Week Beginning 28th August 2023

I spent pretty much the whole week working on the new date facilities for the Dictionaries of the Scots Language.  I have now migrated the headword search to Solr, which was a fairly major undertaking, but was necessary to allow headword searches to be filtered.  I decided to create a new Solr core for DSL entries that would be used by both the headword search and the fulltext / fulltext with no quotes searches.  This made sense because I would otherwise have needed to update the Solr core for fulltext to add the additional fields needed for filtering anyway.  With the new core in place I then updated the script I wrote to generate the Solr index to include the new fields (e.g. headword, forms, dates) and generated the data, which I then imported into Solr.

With the new Solr core populated with data I then updated the API to work with it, replacing the existing headword search which queried the database with a new search than instead connects to Solr.  As all of the fields that get returned by a search are now stored in Solr the database no longer needs to be queried at all, which should make things faster.  Previously the fulltext search queried the Solr index and then once entries were returned the database was then queried for each of these to add in the other necessary fields, which was a bit inefficient.

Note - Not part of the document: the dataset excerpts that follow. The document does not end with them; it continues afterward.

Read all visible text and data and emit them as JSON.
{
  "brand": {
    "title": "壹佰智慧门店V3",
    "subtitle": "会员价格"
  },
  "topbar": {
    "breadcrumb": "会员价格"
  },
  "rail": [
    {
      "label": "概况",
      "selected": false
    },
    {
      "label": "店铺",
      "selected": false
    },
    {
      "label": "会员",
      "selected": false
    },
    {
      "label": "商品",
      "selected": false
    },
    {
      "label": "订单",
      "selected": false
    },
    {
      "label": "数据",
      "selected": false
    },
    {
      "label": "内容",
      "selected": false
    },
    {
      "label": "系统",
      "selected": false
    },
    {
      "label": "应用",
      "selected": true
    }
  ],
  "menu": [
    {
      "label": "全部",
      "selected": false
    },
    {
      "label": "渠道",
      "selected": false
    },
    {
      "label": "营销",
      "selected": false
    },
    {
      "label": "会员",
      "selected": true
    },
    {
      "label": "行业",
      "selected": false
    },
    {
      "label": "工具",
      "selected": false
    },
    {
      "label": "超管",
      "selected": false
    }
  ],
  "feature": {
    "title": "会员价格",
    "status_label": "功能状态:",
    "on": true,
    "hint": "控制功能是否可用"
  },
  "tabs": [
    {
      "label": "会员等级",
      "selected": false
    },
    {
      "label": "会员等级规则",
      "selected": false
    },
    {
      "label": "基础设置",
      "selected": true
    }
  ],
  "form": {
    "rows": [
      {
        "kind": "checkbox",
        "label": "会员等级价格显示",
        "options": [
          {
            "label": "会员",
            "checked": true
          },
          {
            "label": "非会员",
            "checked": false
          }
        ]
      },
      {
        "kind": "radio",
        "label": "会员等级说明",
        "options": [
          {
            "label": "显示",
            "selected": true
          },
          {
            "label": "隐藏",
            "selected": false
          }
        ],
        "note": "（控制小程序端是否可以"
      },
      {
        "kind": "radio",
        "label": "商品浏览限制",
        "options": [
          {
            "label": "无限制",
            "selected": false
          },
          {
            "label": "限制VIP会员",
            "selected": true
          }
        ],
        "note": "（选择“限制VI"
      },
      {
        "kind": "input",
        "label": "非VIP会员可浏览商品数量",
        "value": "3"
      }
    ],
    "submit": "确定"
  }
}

With the API updated the website (still only the version running on my laptop) then automatically used the new Solr index for headword searches: the quick search, the predictive search and the headword search in the advanced search.  I did some tests comparing the site on my laptop to the live site and things are looking good, but I will need to tweak the default use of wildcards.  The new headword search matches exact terms by default, which is the equivalent on the live site of surrounding the term with quotes, (something the quick search does by default anyway).  I can’t really tweak this easily until I move the new site to our test server, though, as Windows (which my laptop uses) can’t cope with asterisks and quotes in filenames, which means the website on my laptop breaks if a URL includes these characters.

With the new headword and fulltext index in place I then moved on to implementing the date filtering options.  In order to do so I realised I would also have to add the entry attestation dates (from and to) to the quotation index as well, as a ‘first attested’ filter on a quotation search will use these dates.  This meant updating the quotation Solr index structure, tweaking my script that generates the quotation data for Solr, running the script to output the data and then ingesting this into Solr, all of which took some time.

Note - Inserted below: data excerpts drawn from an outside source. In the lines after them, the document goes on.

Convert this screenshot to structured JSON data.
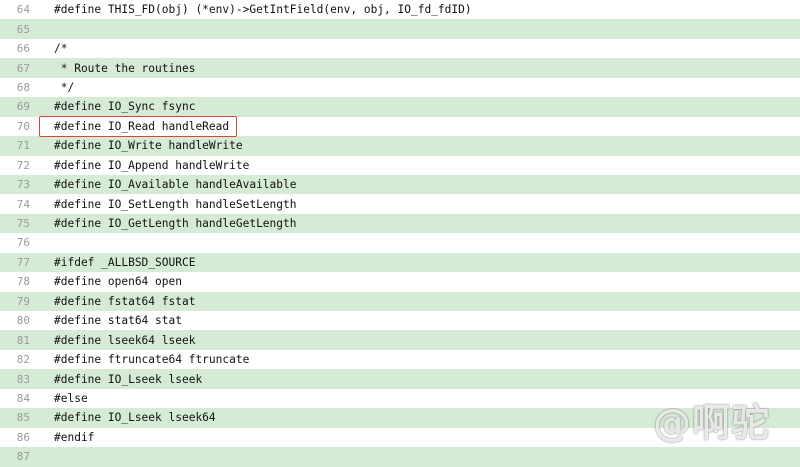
{
  "lines": [
    {
      "num": "64",
      "text": "#define THIS_FD(obj) (*env)->GetIntField(env, obj, IO_fd_fdID)"
    },
    {
      "num": "65",
      "text": ""
    },
    {
      "num": "66",
      "text": "/*"
    },
    {
      "num": "67",
      "text": " * Route the routines"
    },
    {
      "num": "68",
      "text": " */"
    },
    {
      "num": "69",
      "text": "#define IO_Sync fsync"
    },
    {
      "num": "70",
      "text": "#define IO_Read handleRead",
      "highlighted": true
    },
    {
      "num": "71",
      "text": "#define IO_Write handleWrite"
    },
    {
      "num": "72",
      "text": "#define IO_Append handleWrite"
    },
    {
      "num": "73",
      "text": "#define IO_Available handleAvailable"
    },
    {
      "num": "74",
      "text": "#define IO_SetLength handleSetLength"
    },
    {
      "num": "75",
      "text": "#define IO_GetLength handleGetLength"
    },
    {
      "num": "76",
      "text": ""
    },
    {
      "num": "77",
      "text": "#ifdef _ALLBSD_SOURCE"
    },
    {
      "num": "78",
      "text": "#define open64 open"
    },
    {
      "num": "79",
      "text": "#define fstat64 fstat"
    },
    {
      "num": "80",
      "text": "#define stat64 stat"
    },
    {
      "num": "81",
      "text": "#define lseek64 lseek"
    },
    {
      "num": "82",
      "text": "#define ftruncate64 ftruncate"
    },
    {
      "num": "83",
      "text": "#define IO_Lseek lseek"
    },
    {
      "num": "84",
      "text": "#else"
    },
    {
      "num": "85",
      "text": "#define IO_Lseek lseek64"
    },
    {
      "num": "86",
      "text": "#endif"
    },
    {
      "num": "87",
      "text": ""
    }
  ],
  "watermark": "@啊驼",
  "colors": {
    "row_odd": "#d6ebd6",
    "row_even": "#ffffff",
    "highlight_box": "#d9453a",
    "line_number": "#9a9a9a"
  }
}
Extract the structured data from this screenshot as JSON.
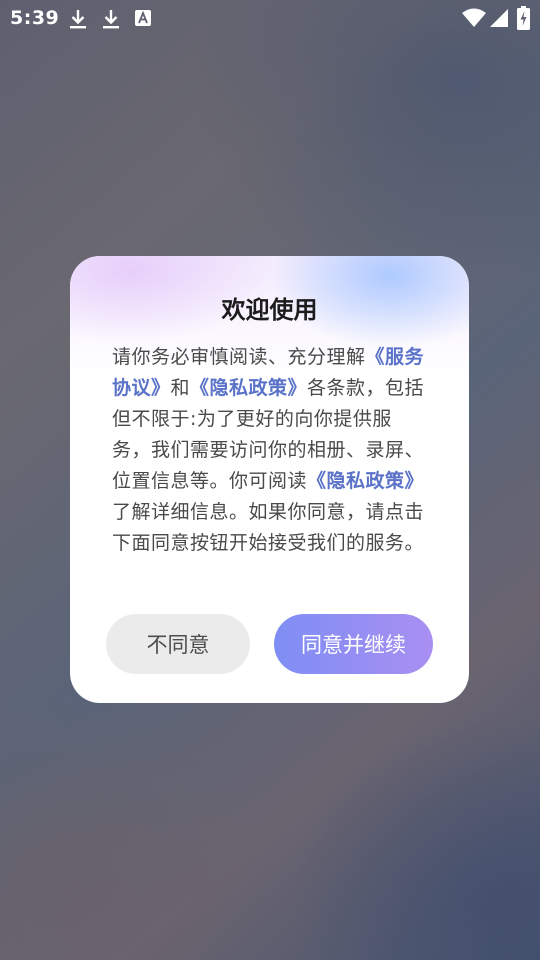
{
  "status_bar": {
    "time": "5:39",
    "icons": [
      "download-icon",
      "download-icon",
      "text-a-icon",
      "wifi-icon",
      "signal-icon",
      "battery-charging-icon"
    ]
  },
  "dialog": {
    "title": "欢迎使用",
    "body": {
      "p1": "请你务必审慎阅读、充分理解",
      "link_terms": "《服务协议》",
      "p2": "和",
      "link_privacy": "《隐私政策》",
      "p3": "各条款，包括但不限于:为了更好的向你提供服务，我们需要访问你的相册、录屏、位置信息等。你可阅读",
      "link_privacy_2": "《隐私政策》",
      "p4": "了解详细信息。如果你同意，请点击下面同意按钮开始接受我们的服务。"
    },
    "disagree_label": "不同意",
    "agree_label": "同意并继续"
  },
  "colors": {
    "link": "#5a72c8",
    "agree_start": "#7e8ef4",
    "agree_end": "#a98ff2",
    "disagree_bg": "#ebebeb"
  }
}
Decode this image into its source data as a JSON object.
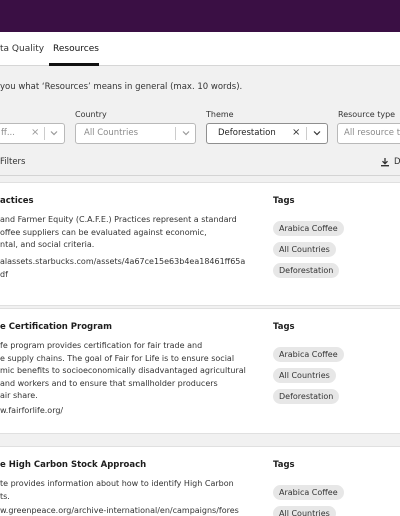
{
  "tabs": {
    "data_quality": "ta Quality",
    "resources": "Resources"
  },
  "instruction": "you what ‘Resources’ means in general (max. 10 words).",
  "filters": {
    "first": {
      "value": "ff..."
    },
    "country": {
      "label": "Country",
      "placeholder": "All Countries"
    },
    "theme": {
      "label": "Theme",
      "value": "Deforestation"
    },
    "resource_type": {
      "label": "Resource type",
      "placeholder": "All resource ty"
    }
  },
  "filters_link": "Filters",
  "download_label": "D",
  "tags_heading": "Tags",
  "resources": [
    {
      "title": "actices",
      "description": [
        "and Farmer Equity (C.A.F.E.) Practices represent a standard",
        "offee suppliers can be evaluated against economic,",
        "ntal, and social criteria."
      ],
      "link": [
        "alassets.starbucks.com/assets/4a67ce15e63b4ea18461ff65a",
        "df"
      ],
      "tags": [
        "Arabica Coffee",
        "All Countries",
        "Deforestation"
      ]
    },
    {
      "title": "e Certification Program",
      "description": [
        "fe program provides certification for fair trade and",
        "e supply chains. The goal of Fair for Life is to ensure social",
        "mic benefits to socioeconomically disadvantaged agricultural",
        "and workers and to ensure that smallholder producers",
        "air share."
      ],
      "link": [
        "w.fairforlife.org/"
      ],
      "tags": [
        "Arabica Coffee",
        "All Countries",
        "Deforestation"
      ]
    },
    {
      "title": "e High Carbon Stock Approach",
      "description": [
        "te provides information about how to identify High Carbon",
        "ts."
      ],
      "link": [
        "w.greenpeace.org/archive-international/en/campaigns/fores"
      ],
      "tags": [
        "Arabica Coffee",
        "All Countries"
      ]
    }
  ],
  "colors": {
    "topbar": "#3a0f44",
    "background": "#f1f1f1",
    "card": "#ffffff",
    "tag": "#e7e7e7"
  }
}
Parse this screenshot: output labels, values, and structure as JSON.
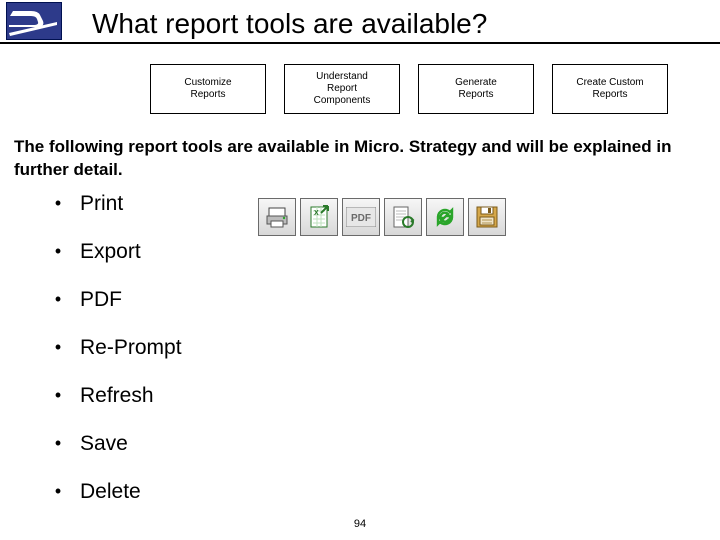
{
  "header": {
    "title": "What report tools are available?"
  },
  "tabs": [
    {
      "label": "Customize\nReports"
    },
    {
      "label": "Understand\nReport\nComponents"
    },
    {
      "label": "Generate\nReports"
    },
    {
      "label": "Create Custom\nReports"
    }
  ],
  "intro": "The following report tools are available in Micro. Strategy and will be explained in further detail.",
  "tools": [
    {
      "label": "Print"
    },
    {
      "label": "Export"
    },
    {
      "label": "PDF"
    },
    {
      "label": "Re-Prompt"
    },
    {
      "label": "Refresh"
    },
    {
      "label": "Save"
    },
    {
      "label": "Delete"
    }
  ],
  "toolbar_icons": [
    {
      "name": "print-icon"
    },
    {
      "name": "export-icon"
    },
    {
      "name": "pdf-icon"
    },
    {
      "name": "reprompt-icon"
    },
    {
      "name": "refresh-icon"
    },
    {
      "name": "save-icon"
    }
  ],
  "page_number": "94"
}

I then worked with the Solr admin interface to figure out how to perform a filter query for both first attestation and the ‘in use’ period.  ‘First attested’ was pretty straightforward as a single year is queried.  Say the year is 1658 a filter would bring it back if the filter was a single year that matched (i.e. 1658) or a range that contained the year (e.g. 1650-1700).  The ‘in use’ filter was much more complex to figure out as the data to be queried is a range.  If the attestation period is 1658-1900 and a single year filter is given (e.g. 1700) then we need to check whether this year is within the range.  What is more complicated is when the filter is also a range.  E.g. 1600-1700 needs to return the entry even though 1600 is less than 1658 and 1850-2000 needs to return the entry even though 2000 is greater than 1900.  1600-2000 also needs to return the entry even though both ends extend beyond the period, but 1660-1670 also needs to return the entry as both ends are entirely within the period.

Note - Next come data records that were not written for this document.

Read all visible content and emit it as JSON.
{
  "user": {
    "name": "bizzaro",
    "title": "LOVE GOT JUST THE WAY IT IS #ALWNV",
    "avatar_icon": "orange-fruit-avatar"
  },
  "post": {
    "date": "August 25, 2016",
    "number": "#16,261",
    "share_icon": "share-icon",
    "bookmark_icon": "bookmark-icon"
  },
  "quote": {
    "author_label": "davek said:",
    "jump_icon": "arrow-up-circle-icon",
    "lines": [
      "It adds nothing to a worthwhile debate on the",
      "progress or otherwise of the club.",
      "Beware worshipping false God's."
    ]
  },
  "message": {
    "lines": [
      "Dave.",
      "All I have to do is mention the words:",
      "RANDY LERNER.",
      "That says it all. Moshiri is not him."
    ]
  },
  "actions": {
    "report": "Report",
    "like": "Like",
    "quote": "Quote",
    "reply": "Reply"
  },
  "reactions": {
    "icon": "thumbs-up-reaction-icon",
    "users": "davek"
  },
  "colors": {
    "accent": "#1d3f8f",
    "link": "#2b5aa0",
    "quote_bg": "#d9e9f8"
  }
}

The answer to this headache-inducing problem was to run a query that checked whether the start date of the filter range was less than the end date of the attestation range and the end date of the filter range was greater than the start date of the attestation range.  So for example the attestation range is 1658-1900.  Filter range 1 is 1600-1700.  1600 is less than 1900 and 1700 is greater than 1658 so the entry is returned.  Filter range 2 is 1850-2000.  1850 is less than 1900 and 200 is greater than 1658 so the entry is returned.  Filter range 3 is 1600-2000.  1600 is less than 1900 and 2000 is greater than 1658 so the entry is returned.  Filter range 4 is 1660-1670.  1660 is less and 1900 and 1670 is greater than 1658 so the entry is returned.  Filter range 5 is 1600-1650.  1600 is less than 1900 but 1650 is not greater than 1658 so the entry is not returned.  Filter range 6 is 1901-1950.  1901 is not less than 1900 but 1950 is greater than 1658 so the entry is not returned.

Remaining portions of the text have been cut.